From a national industrial policy perspective, the recommissioning aligns with Namibia’s broader objective of retaining and strengthening strategic processing infrastructure rather than allowing it to deteriorate. Sulphuric acid production is an enabling industrial input, and domestic supply capacity reduces vulnerability to international supply disruptions and freight volatility.

In a context where Namibia is positioning itself as a hub for uranium, critical minerals and green industrialisation, reliable chemical infrastructure plays a supporting role.

Environmental and regulatory compliance remain central considerations.

Acid plants operate under strict emissions, waste handling and safety standards, and any restart must comply fully with Namibian environmental legislation and operating permits.

Vedanta has indicated that its recommissioning activities are aligned with regulatory requirements and ongoing engagement with authorities, reflecting the heightened scrutiny of chemical and metallurgical facilities.

Looking ahead to 2026, Skorpion Zinc’s operational outlook is therefore best described as industrial stabilisation rather than a mining revival.

The acid plant restart represents a concrete, near-term activity that restores part of the site’s productive capacity while preserving the integrity of the broader asset base.

Zinc mining and metal production remain contingent on future technical studies, market conditions and corporate investment decisions, none of which have been formally announced for the 2026 window.

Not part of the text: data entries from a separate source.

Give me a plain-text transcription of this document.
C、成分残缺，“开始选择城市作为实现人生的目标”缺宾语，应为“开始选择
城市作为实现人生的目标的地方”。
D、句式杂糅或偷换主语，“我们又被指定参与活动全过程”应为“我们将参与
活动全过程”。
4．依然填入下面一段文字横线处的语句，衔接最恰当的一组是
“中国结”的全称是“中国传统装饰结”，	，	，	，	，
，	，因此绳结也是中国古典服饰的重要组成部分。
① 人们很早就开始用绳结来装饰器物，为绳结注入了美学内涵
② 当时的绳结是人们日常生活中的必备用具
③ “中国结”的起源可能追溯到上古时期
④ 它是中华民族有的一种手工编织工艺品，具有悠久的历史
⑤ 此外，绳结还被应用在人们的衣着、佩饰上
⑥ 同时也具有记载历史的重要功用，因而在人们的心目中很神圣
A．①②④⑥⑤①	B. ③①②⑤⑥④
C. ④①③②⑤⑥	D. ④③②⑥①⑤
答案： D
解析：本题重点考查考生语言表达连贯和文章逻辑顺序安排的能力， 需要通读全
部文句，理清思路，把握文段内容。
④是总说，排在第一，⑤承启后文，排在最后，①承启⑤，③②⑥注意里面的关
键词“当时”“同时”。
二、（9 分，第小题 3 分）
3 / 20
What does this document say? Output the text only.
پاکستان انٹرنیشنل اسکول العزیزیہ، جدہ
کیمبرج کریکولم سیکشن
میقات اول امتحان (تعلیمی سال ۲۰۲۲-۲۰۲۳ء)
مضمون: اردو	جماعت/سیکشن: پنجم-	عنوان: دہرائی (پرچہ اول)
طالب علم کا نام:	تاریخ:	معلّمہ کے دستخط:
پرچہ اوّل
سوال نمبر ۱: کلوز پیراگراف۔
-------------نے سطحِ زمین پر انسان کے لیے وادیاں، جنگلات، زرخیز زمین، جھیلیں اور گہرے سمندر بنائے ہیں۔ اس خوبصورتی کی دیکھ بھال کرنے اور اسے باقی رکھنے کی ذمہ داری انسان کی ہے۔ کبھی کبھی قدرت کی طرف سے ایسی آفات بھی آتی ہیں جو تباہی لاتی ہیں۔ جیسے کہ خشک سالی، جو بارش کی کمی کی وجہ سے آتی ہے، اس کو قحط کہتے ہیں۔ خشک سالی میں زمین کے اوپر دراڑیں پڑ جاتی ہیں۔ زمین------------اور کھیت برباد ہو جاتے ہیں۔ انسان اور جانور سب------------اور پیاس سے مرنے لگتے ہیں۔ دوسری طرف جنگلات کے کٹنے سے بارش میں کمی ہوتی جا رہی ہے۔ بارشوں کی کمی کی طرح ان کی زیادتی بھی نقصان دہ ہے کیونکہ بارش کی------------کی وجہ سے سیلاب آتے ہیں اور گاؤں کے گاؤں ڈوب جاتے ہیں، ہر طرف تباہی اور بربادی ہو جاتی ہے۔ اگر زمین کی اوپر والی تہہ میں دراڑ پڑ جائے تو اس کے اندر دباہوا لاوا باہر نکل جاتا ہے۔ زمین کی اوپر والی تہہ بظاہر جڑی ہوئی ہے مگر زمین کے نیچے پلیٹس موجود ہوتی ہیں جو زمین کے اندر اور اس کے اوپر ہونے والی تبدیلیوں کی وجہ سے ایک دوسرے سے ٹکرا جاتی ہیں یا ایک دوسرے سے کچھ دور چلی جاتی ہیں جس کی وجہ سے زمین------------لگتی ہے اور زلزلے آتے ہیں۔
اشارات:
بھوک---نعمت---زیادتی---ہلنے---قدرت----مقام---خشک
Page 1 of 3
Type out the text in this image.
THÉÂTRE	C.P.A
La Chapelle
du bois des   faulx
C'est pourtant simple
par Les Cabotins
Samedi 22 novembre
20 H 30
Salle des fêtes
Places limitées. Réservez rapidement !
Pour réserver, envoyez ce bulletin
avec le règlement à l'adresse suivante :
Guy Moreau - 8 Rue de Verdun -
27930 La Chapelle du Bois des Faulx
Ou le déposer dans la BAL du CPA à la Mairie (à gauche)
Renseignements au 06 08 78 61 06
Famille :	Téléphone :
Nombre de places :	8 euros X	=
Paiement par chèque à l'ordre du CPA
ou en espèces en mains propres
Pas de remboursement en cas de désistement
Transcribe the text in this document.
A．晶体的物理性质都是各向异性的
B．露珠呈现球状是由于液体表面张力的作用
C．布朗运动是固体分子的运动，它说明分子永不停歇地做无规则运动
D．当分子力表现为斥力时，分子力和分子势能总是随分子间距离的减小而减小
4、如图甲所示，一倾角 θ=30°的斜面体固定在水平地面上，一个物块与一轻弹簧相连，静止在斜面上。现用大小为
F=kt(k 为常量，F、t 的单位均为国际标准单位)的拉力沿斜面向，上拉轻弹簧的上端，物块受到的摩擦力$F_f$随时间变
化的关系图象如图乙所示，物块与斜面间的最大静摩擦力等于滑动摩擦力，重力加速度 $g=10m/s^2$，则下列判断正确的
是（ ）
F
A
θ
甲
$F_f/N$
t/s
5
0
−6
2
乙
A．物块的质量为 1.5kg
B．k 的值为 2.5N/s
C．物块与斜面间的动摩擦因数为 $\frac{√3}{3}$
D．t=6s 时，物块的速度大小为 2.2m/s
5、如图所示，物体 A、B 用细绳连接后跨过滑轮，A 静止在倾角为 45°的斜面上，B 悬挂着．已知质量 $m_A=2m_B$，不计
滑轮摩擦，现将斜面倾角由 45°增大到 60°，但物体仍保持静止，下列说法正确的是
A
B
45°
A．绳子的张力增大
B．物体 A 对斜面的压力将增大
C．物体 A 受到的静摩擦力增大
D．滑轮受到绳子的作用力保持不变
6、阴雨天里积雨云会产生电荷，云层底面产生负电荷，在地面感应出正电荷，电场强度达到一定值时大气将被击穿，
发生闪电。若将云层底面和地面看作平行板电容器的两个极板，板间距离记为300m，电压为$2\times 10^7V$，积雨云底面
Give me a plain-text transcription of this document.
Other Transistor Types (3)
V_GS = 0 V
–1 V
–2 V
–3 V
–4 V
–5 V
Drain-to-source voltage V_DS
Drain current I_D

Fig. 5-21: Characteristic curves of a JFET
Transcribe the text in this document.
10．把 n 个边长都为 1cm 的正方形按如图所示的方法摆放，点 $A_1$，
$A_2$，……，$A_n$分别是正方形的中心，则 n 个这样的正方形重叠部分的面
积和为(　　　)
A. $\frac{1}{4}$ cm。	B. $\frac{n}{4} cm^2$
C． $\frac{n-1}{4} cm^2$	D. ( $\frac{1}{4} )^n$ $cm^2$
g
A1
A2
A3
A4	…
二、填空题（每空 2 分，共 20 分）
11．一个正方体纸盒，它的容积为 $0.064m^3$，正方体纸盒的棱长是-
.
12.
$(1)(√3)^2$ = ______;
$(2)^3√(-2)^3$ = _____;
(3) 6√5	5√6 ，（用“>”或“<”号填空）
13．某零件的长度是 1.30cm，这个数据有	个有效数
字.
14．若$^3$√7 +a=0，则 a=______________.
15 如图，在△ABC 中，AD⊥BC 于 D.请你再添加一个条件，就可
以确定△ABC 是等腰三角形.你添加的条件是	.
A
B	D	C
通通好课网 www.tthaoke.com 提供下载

In practical terms, the restart provides Namibia with renewed domestic acid supply, sustains a measure of industrial activity at a historically significant mining site, and keeps strategic infrastructure alive for future optionality.

While it does not resolve the long-term future of zinc production at Skorpion, it prevents further asset erosion.

It maintains a platform from which future industrial or mining pathways could realistically be pursued when economic conditions align.